×

LITERATURA | A Infância de Gorki e a morte de crianças no Brasil

"Infância" primeiro volume da autobiografia do escritor russo Máximo Gorki conta a história do pequeno Aleksiei sobrevivendo num cotidiano miserável na Rússia czarista das últimas décadas do século XIX.

Fábio NunesVale do Paraíba

sexta-feira 29 de julho de 2016 | Edição do dia

Infância (1913-1914) primeiro volume da autobiografia do escritor russo Máximo Gorki conta a história do pequeno Aleksiei sobrevivendo num cotidiano miserável na Rússia czarista das últimas décadas do século XIX. (O nome de Gorki - pseudônimo que significa "amargo" - era Aleksiei Maksímovitch Piechkóv).

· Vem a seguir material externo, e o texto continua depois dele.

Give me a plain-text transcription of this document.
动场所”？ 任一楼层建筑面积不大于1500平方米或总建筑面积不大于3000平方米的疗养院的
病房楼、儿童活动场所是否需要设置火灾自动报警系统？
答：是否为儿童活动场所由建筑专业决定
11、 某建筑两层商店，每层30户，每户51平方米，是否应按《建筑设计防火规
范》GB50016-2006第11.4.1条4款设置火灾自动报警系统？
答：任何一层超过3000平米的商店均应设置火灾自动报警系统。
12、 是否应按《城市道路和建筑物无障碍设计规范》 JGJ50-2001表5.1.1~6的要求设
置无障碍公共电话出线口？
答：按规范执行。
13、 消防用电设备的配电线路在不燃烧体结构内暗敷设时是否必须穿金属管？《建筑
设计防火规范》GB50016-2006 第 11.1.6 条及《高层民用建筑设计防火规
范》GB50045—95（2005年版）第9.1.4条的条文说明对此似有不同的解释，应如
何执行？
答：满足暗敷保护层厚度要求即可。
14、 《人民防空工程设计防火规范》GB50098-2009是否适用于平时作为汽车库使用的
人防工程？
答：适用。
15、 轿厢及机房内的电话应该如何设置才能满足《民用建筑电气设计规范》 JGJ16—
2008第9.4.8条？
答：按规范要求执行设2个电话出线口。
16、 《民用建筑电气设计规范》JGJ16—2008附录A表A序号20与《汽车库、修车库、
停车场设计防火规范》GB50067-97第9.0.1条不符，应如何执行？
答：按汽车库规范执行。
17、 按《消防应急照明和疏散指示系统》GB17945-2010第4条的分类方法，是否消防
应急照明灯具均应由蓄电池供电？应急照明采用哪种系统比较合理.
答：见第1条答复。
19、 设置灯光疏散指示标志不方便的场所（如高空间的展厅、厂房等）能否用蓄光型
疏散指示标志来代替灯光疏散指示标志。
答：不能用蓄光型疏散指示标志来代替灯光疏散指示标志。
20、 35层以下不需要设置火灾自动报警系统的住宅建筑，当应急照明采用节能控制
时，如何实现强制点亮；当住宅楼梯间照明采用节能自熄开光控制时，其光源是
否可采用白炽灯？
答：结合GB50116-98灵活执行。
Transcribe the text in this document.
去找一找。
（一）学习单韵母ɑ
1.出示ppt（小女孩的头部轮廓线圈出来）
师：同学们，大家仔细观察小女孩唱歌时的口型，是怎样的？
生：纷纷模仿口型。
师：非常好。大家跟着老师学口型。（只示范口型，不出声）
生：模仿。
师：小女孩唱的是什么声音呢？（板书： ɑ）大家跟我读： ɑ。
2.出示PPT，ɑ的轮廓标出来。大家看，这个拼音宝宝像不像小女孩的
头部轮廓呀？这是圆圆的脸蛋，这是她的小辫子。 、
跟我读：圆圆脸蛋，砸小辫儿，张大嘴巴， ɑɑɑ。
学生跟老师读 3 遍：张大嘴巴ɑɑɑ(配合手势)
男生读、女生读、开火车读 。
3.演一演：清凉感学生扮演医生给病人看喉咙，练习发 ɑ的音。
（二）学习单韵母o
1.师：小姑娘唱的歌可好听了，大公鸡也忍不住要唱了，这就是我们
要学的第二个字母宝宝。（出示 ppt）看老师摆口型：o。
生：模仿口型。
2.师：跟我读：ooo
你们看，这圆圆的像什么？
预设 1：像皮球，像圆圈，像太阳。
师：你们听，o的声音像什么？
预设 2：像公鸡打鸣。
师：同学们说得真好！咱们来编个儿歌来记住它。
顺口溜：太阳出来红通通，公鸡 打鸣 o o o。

Ao pé da janela, num pequeno aposento escuro, o pai do garoto, vestido de branco, estendido ao comprido, jaz no chão. (O pai de Gorki, que trabalhava como tintureiro, morreu de cólera em 1873) A mãe ajoelhada junto do cadáver chora profundamente e dá a luz à uma criança que logo irá falecer.

Primeira página pesada desta Infância na Rússia do atraso e da Igreja. O pobre garoto vê a vida pobre e miserável desaparecer embalada por preces e orações a um Deus que pode ser bondoso ou cruel. Existe poesia nos campos e jardins da cidade russa mas a casa familiar está cheia de uma névoa sufocante. O rancor envenena os adultos e até as crianças o compartilham.

As brincadeiras adquirem uma beleza perigosa. O avô de Aleksiei acredita que os castigos corporais servem para educar. "Amarrem-no!", disse o avô que vergastou o pequeno até perder os sentidos. Tornarei a apanhar com as varas, perguntou ansiosamente? Tornarás certamente a apanhar e muitas vezes.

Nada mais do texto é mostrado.